The illustrations have a soft and warm look that make art enthusiast forget there is nudity, but of course, not everyone would agree.
As far as guests wandering into the booth, Mann said “One thing I noticed is that if I had a booth that was full of artwork that was all frontal female nudity, everybody would think that was completely normal.
It’s normal to see full frontal female nudity, people go ‘she’s the model,’ ‘she’s the muse,’ ‘she’s the beautiful one,’ but if you show them instead of pictures of men with their cocks out, people react very very differently.”

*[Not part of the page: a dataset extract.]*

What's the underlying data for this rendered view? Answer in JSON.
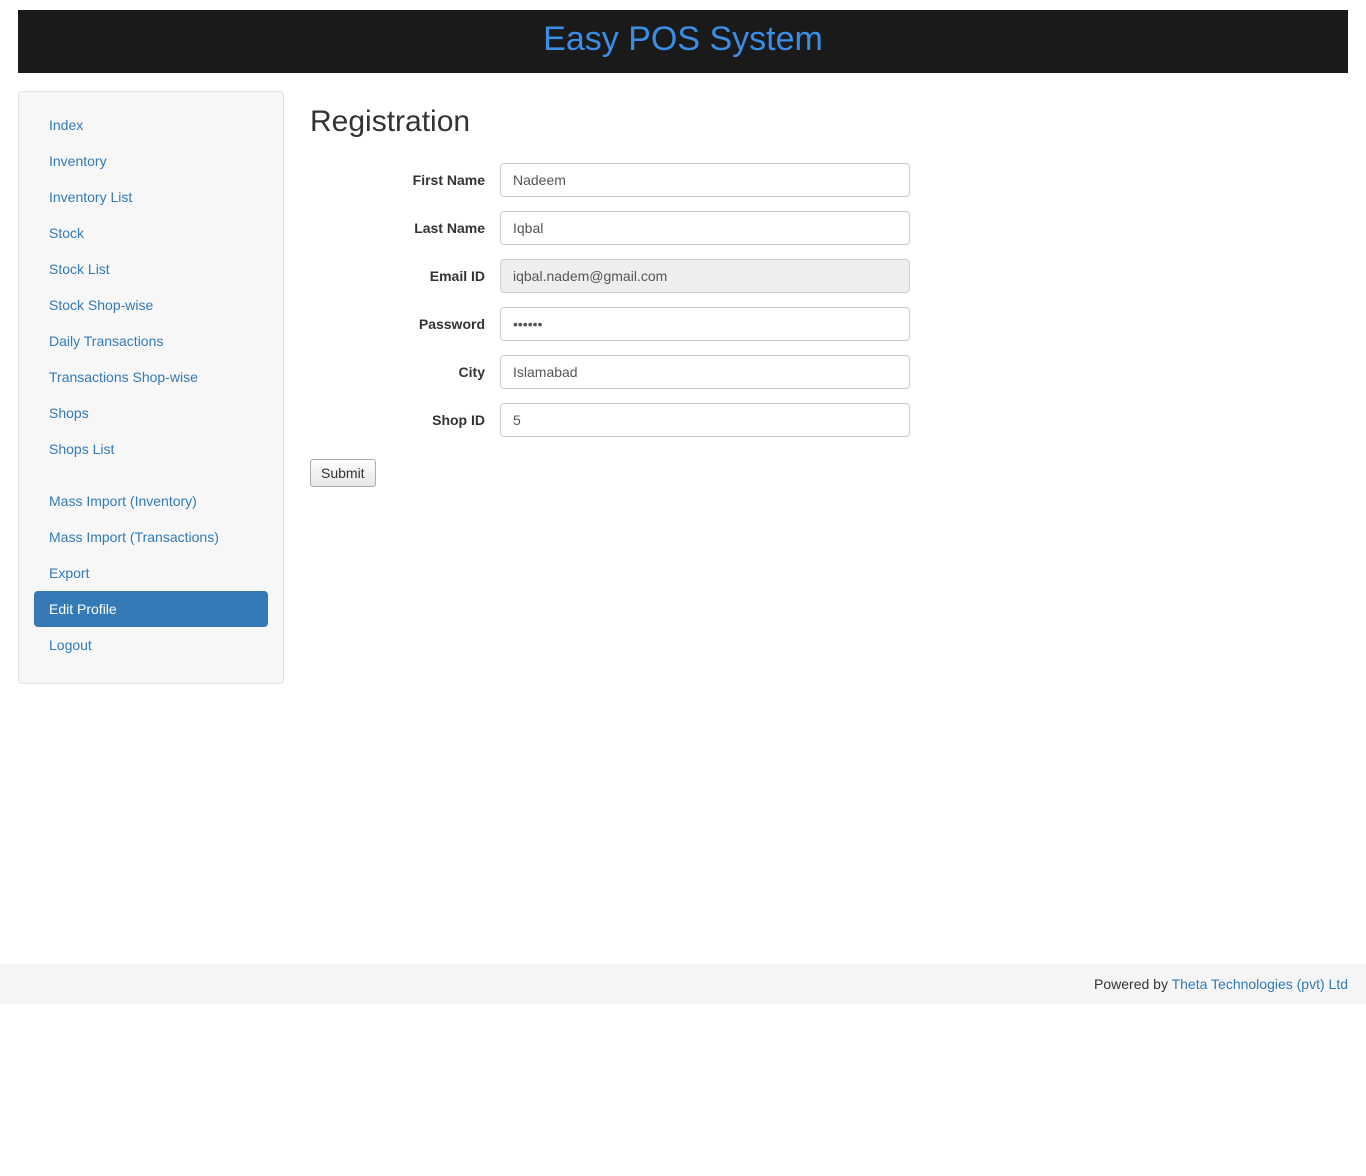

On a lighter and more welcoming note, Mann also exhibits art work from Fredrick Anderson, who makes ceramic cactus boxes and inserts confessional conversations.
The conversations Anderson inserts are comic strips and are usually about an online hook up or things people have said to him online.
Overall, the booth received a some glances of unapproval, while others vocalized their acceptance and approval of the artwork.
“In constant climax,” a fusion series between Pakistani artist, Sanie Bokhari and Korean artist, Nicholas Oh, find that their traditions and cultures are similar and use that to create modern, but traditional art, explains curator Sadaf Padder.
Being trained in mughal style art in Pakistan, Bokhari created the illustration that are seen as typical traditional artworks, but with a modern subject matter.
“It’s using traditional features of mughal style work. You see the two women engaged in a relationship and what you see in the undertone is her traditional suitor, the one that society would will her with, this male suitor is serving her female lovers head on a platter,” said Padder.
The ceramic work from Oh also coincides with Bokhari’s mughal style work, Padder explains, “Traditionally, Korean ceramics and mughal style work both became really popular during British imperialism and through collections.”